We don't have 1 day a week workweeks not because it isn't possible but because we don't live late 19th / early 20th century lifestyles anymore. We have modern cities, infrastructure, transportation, manufacturing, power generation, diets, and recreation. I don't think many would want to go back to an agrarian lifestyle where you live in a one or two room brick cottage, walk everywhere, till a field with a very simple, small tractor, eat only what you grow seasonally, have two changes of clothes, and own basically nothing but the bare essentials to clean and feed yourself. If you did that then sure you could share the work between a little commune and maybe get by on a rotation of duties if you had enough up front capital to buy all the labor saving devices and could manage to keep everyone happy enough to share it all equally but I have a feeling it would still wind up being a hard life of poverty. There's also the question of how you keep all of the manufacturing and professional services going with so little demand for their outputs. There are very good reasons why the vast majority of the populace used to be stuck in subsistence farming for life and why that only changed with the advent of mass production and market economies.
> I don't think many would want to go back to an agrarian lifestyle where you live in a one or two room brick cottage, walk everywhere, till a field with a very simple, small tractor, eat only what you grow seasonally, have two changes of clothes, and own basically nothing but the bare essentials to clean and feed yourself.

You could not possibly have made it sound more attractive and compelling.

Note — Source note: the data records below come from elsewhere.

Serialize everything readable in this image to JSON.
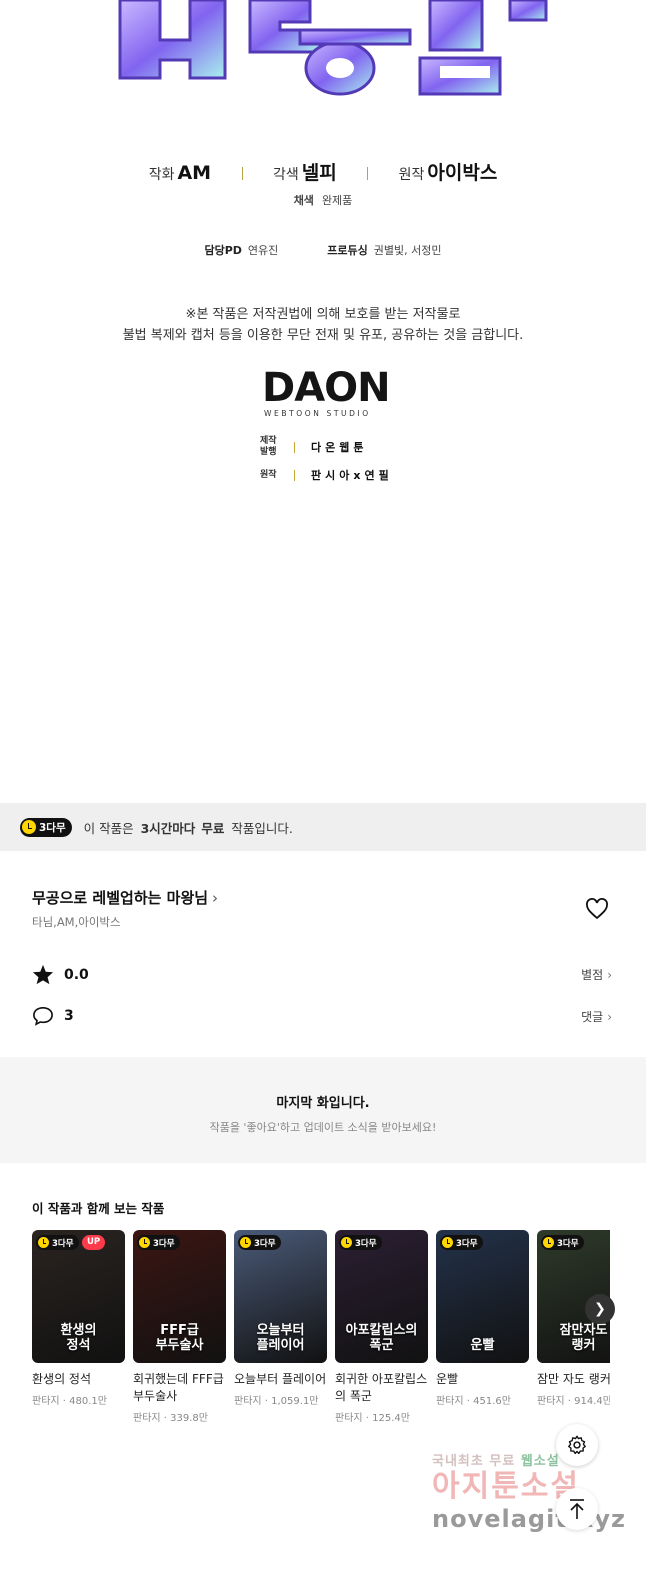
{
  "credits": {
    "art_label": "작화",
    "art_value": "AM",
    "adapt_label": "각색",
    "adapt_value": "넬피",
    "orig_label": "원작",
    "orig_value": "아이박스",
    "color_label": "채색",
    "color_value": "완제품",
    "pd_label": "담당PD",
    "pd_value": "연유진",
    "producing_label": "프로듀싱",
    "producing_value": "권별빛, 서정민"
  },
  "notice": {
    "line1": "※본 작품은 저작권법에 의해 보호를 받는 저작물로",
    "line2": "불법 복제와 캡처 등을 이용한 무단 전재 및 유포, 공유하는 것을 금합니다."
  },
  "studio": {
    "logo": "DAON",
    "sub": "WEBTOON STUDIO",
    "make_label_1": "제작",
    "make_label_2": "발행",
    "make_value": "다온웹툰",
    "orig_label": "원작",
    "orig_value": "판시아x연필"
  },
  "free_banner": {
    "badge": "3다무",
    "pre": "이 작품은",
    "bold1": "3시간마다",
    "bold2": "무료",
    "post": "작품입니다."
  },
  "work": {
    "title": "무공으로 레벨업하는 마왕님",
    "authors": "타님,AM,아이박스",
    "rating": "0.0",
    "rating_link": "별점",
    "comments": "3",
    "comments_link": "댓글"
  },
  "last_episode": {
    "heading": "마지막 화입니다.",
    "sub": "작품을 '좋아요'하고 업데이트 소식을 받아보세요!"
  },
  "recommend": {
    "heading": "이 작품과 함께 보는 작품",
    "items": [
      {
        "badge": "3다무",
        "up": "UP",
        "title": "환생의 정석",
        "meta": "판타지 · 480.1만",
        "cap": "환생의\n정석",
        "color": "#2a2420"
      },
      {
        "badge": "3다무",
        "title": "회귀했는데 FFF급 부두술사",
        "meta": "판타지 · 339.8만",
        "cap": "FFF급\n부두술사",
        "color": "#3b1612"
      },
      {
        "badge": "3다무",
        "title": "오늘부터 플레이어",
        "meta": "판타지 · 1,059.1만",
        "cap": "오늘부터\n플레이어",
        "color": "#4a5a78"
      },
      {
        "badge": "3다무",
        "title": "회귀한 아포칼립스의 폭군",
        "meta": "판타지 · 125.4만",
        "cap": "아포칼립스의\n폭군",
        "color": "#2b1f33"
      },
      {
        "badge": "3다무",
        "title": "운빨",
        "meta": "판타지 · 451.6만",
        "cap": "운빨",
        "color": "#23324a"
      },
      {
        "badge": "3다무",
        "title": "잠만 자도 랭커",
        "meta": "판타지 · 914.4만",
        "cap": "잠만자도\n랭커",
        "color": "#2e3a2a"
      }
    ]
  },
  "watermark": {
    "line1a": "국내최초 무료",
    "line1b": "웹소설",
    "line2": "아지툰소설",
    "line3": "novelagit.xyz"
  }
}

I suppose for some people but if you've ever done any farm work then you'd know the reality is very different from the fantasy.

Also, there's nothing really stopping you from giving up all your worldly goods and doing this now.

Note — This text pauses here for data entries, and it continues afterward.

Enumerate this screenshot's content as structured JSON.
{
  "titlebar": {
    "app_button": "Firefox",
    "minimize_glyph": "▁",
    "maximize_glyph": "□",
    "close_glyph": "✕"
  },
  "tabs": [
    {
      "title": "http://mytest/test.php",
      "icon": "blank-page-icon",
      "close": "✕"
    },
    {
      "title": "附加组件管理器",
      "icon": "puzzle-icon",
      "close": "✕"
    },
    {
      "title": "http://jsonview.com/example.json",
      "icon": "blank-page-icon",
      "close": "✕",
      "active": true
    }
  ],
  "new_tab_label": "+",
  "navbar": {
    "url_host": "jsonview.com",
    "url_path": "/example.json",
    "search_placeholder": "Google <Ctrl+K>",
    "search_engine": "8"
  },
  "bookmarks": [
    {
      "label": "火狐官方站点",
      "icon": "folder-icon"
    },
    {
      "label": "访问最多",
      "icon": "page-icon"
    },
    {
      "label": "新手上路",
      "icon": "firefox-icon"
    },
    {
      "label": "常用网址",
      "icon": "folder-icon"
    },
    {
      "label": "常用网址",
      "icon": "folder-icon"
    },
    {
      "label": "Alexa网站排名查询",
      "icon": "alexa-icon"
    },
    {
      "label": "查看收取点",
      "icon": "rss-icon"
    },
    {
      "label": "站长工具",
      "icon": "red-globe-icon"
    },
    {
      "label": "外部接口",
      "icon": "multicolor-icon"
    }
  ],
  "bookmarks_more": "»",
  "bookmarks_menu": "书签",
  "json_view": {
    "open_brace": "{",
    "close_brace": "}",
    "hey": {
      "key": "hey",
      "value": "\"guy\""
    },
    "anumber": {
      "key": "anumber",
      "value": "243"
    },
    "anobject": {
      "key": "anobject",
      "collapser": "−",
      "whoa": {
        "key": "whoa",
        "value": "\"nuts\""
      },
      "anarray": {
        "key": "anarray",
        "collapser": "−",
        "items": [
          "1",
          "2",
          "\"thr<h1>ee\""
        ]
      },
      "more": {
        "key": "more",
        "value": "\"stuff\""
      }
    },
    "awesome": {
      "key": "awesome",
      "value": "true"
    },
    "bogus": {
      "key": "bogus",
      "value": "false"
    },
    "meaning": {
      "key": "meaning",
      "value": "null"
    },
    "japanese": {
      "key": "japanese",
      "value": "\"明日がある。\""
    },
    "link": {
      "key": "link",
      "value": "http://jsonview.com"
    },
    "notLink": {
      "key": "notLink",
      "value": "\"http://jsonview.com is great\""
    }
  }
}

You should really try it. I’ve been coding professionally since 2000, and some 10+ years before that as a kid with a hobby. The AI takes away quite a bit of tedious stuff. When you think “I’ll just have to code out that annoying little dumb piece”, where it is obvious what you need, but boring to write it, the AI typically knows what you want. Sometimes it is really mind-warping, like wow, that’s pretty heavy context you dragged in there! And sometimes it comes with a little left field that you hadn’t thought of, and even if it didn’t nail it, you got a new idea.

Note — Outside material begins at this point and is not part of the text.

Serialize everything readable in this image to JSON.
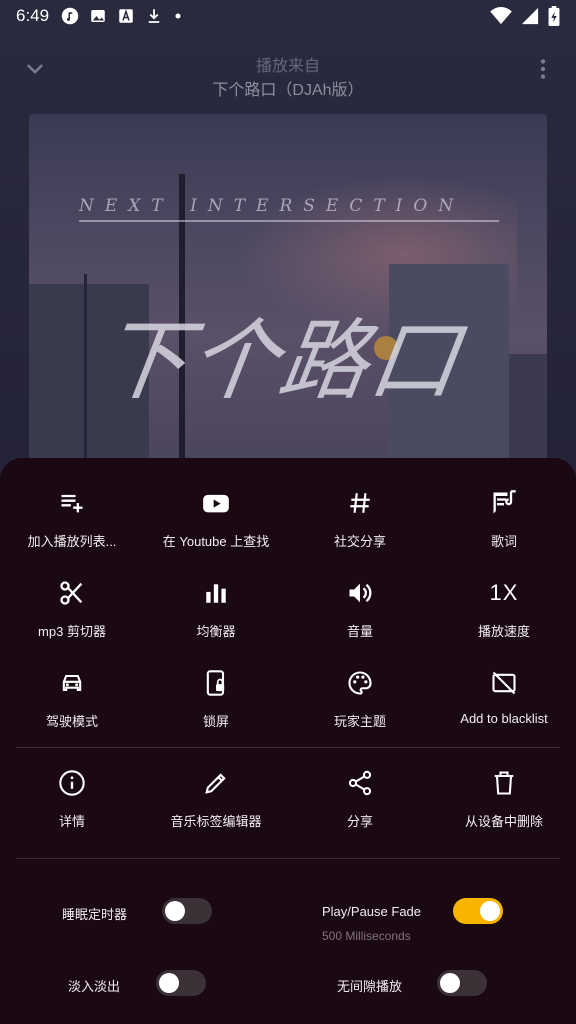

It’s like having an over-eager coworker to pair-program with - and can kinda boss around as you please, it never tiring or needing a break. Not senior-level (outside of knowing “deep” small pieces and snippets), but not fresh out of school either.

And it is great for fleshing out comments (if you’re into that, as I am), picking up your style and notation as you go.

I dont use them out of principle, but because I am still learning, so it just takes away from that.